First up, from John Maynard Keynes in The General Theory of Employment, Interest & Money:
The difficulty lies not so much in developing new ideas as in escaping from old ones.
As I’ve said before, when you’re innovating, you have to break connections before you can make new ones.
This is a big part of the challenge in diffusing innovation – and one to which we often fail to pay sufficient attention.
The second quote is from my favourite management guru – Tom Peters, from an article in the Chicago Tribune:
Life is pretty simple: You do some stuff. Most fails. Some works. You do more of what works. If it works big, others quickly copy it. Then you do something else. The trick is in the doing something else. You must take pot shots at today’s star before you are mimicked. Today’s radiantly blooming flowers are tomorrow’s mulch. Don’t forget that for a moment. But don’t think about it too long, either.
Saul Kaplan frames this sentiment nicely too: Thing Big, Start Small, Scale Fast.
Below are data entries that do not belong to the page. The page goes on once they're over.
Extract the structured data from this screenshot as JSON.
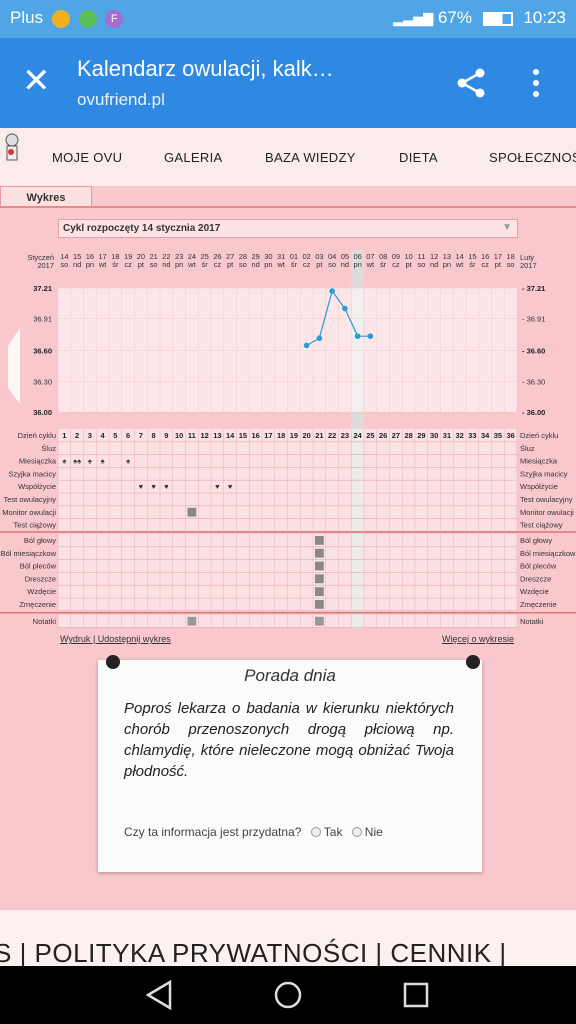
{
  "status": {
    "carrier": "Plus",
    "battery": "67%",
    "time": "10:23",
    "app_badge": "F"
  },
  "browser": {
    "title": "Kalendarz owulacji, kalk…",
    "url": "ovufriend.pl"
  },
  "nav": {
    "items": [
      "MOJE OVU",
      "GALERIA",
      "BAZA WIEDZY",
      "DIETA",
      "SPOŁECZNOŚĆ"
    ]
  },
  "tab_label": "Wykres",
  "cycle_select": "Cykl rozpoczęty 14 stycznia 2017",
  "calendar": {
    "month_start": "Styczeń",
    "month_end": "Luty",
    "year": "2017",
    "dates": [
      "14",
      "15",
      "16",
      "17",
      "18",
      "19",
      "20",
      "21",
      "22",
      "23",
      "24",
      "25",
      "26",
      "27",
      "28",
      "29",
      "30",
      "31",
      "01",
      "02",
      "03",
      "04",
      "05",
      "06",
      "07",
      "08",
      "09",
      "10",
      "11",
      "12",
      "13",
      "14",
      "15",
      "16",
      "17",
      "18"
    ],
    "weekdays": [
      "so",
      "nd",
      "pn",
      "wt",
      "śr",
      "cz",
      "pt",
      "so",
      "nd",
      "pn",
      "wt",
      "śr",
      "cz",
      "pt",
      "so",
      "nd",
      "pn",
      "wt",
      "śr",
      "cz",
      "pt",
      "so",
      "nd",
      "pn",
      "wt",
      "śr",
      "cz",
      "pt",
      "so",
      "nd",
      "pn",
      "wt",
      "śr",
      "cz",
      "pt",
      "so"
    ],
    "sunday_indices": [
      1,
      8,
      15,
      22,
      29
    ],
    "today_index": 23
  },
  "chart_data": {
    "type": "line",
    "ylabels": [
      "37.21",
      "36.91",
      "36.60",
      "36.30",
      "36.00"
    ],
    "ylim": [
      36.0,
      37.21
    ],
    "points": [
      {
        "day": 19,
        "temp": 36.65
      },
      {
        "day": 20,
        "temp": 36.72
      },
      {
        "day": 21,
        "temp": 37.18
      },
      {
        "day": 22,
        "temp": 37.01
      },
      {
        "day": 23,
        "temp": 36.74
      },
      {
        "day": 24,
        "temp": 36.74
      }
    ],
    "grid": true
  },
  "rows_top": [
    "Dzień cyklu",
    "Śluz",
    "Miesiączka",
    "Szyjka macicy",
    "Współżycie",
    "Test owulacyjny",
    "Monitor owulacji",
    "Test ciążowy"
  ],
  "rows_symptoms": [
    "Ból głowy",
    "Ból miesiączkow",
    "Ból pleców",
    "Dreszcze",
    "Wzdęcie",
    "Zmęczenie"
  ],
  "rows_notes": "Notatki",
  "cycle_days": [
    "1",
    "2",
    "3",
    "4",
    "5",
    "6",
    "7",
    "8",
    "9",
    "10",
    "11",
    "12",
    "13",
    "14",
    "15",
    "16",
    "17",
    "18",
    "19",
    "20",
    "21",
    "22",
    "23",
    "24",
    "25",
    "26",
    "27",
    "28",
    "29",
    "30",
    "31",
    "32",
    "33",
    "34",
    "35",
    "36"
  ],
  "links": {
    "print": "Wydruk",
    "share": "Udostępnij wykres",
    "more": "Więcej o wykresie",
    "sep": " | "
  },
  "tip": {
    "title": "Porada dnia",
    "text": "Poproś lekarza o badania w kierunku niektórych chorób przenoszonych drogą płciową np. chlamydię, które nieleczone mogą obniżać Twoja płodność.",
    "question": "Czy ta informacja jest przydatna?",
    "yes": "Tak",
    "no": "Nie"
  },
  "footer": "S  |  POLITYKA PRYWATNOŚCI  |  CENNIK  |"
}
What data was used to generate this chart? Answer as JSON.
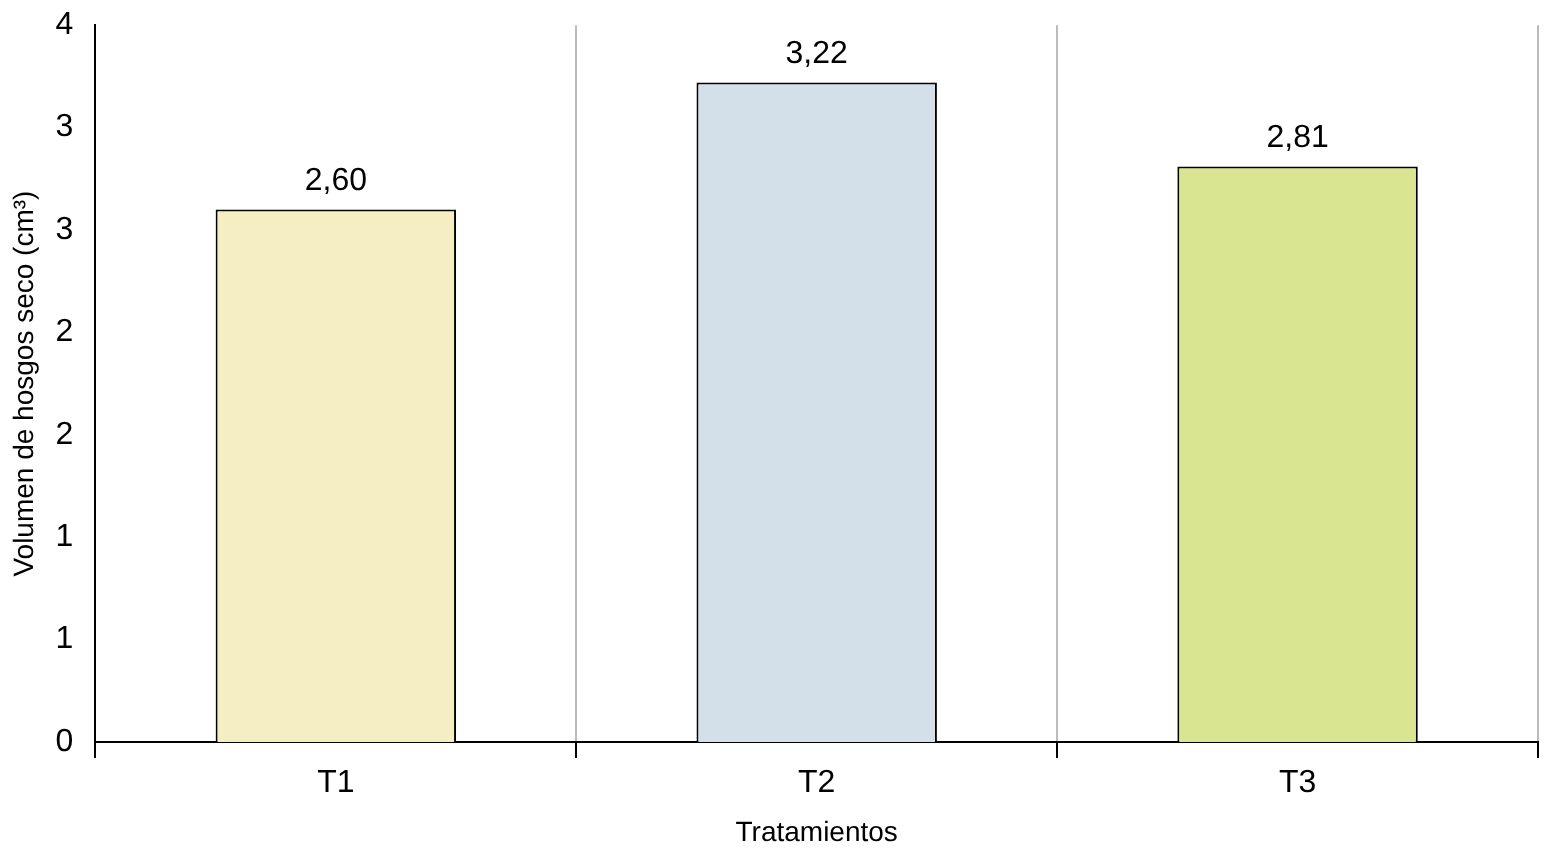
{
  "chart_data": {
    "type": "bar",
    "xlabel": "Tratamientos",
    "ylabel": "Volumen de hosgos seco (cm³)",
    "categories": [
      "T1",
      "T2",
      "T3"
    ],
    "values": [
      2.6,
      3.22,
      2.81
    ],
    "value_labels": [
      "2,60",
      "3,22",
      "2,81"
    ],
    "colors": [
      "#f6eec3",
      "#d3dfe9",
      "#d9e591"
    ],
    "ylim": [
      0,
      3.5
    ],
    "yticks": [
      0,
      {
        "value": 0.5,
        "label": "1"
      },
      1,
      {
        "value": 1.5,
        "label": "2"
      },
      2,
      {
        "value": 2.5,
        "label": "3"
      },
      3,
      {
        "value": 3.5,
        "label": "4"
      }
    ],
    "grid": "x",
    "legend": false
  }
}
I don’t have any grand conclusions today, I just thought that both quotes nicely sum up a couple of the key issues that we face in innovation. The network view of diffusion is important – and the importance of breaking connections is often overlooked. And the Peters quote is dead on – it’s one of the best summaries of how to manage well that I’ve ever run across.
Two ideas to think about, and, more importantly, to act upon.
(Ralf Schwartz writes an interesting follow-up post on the derivation of the Peters quote on his lead/marke site which is worth checking out.)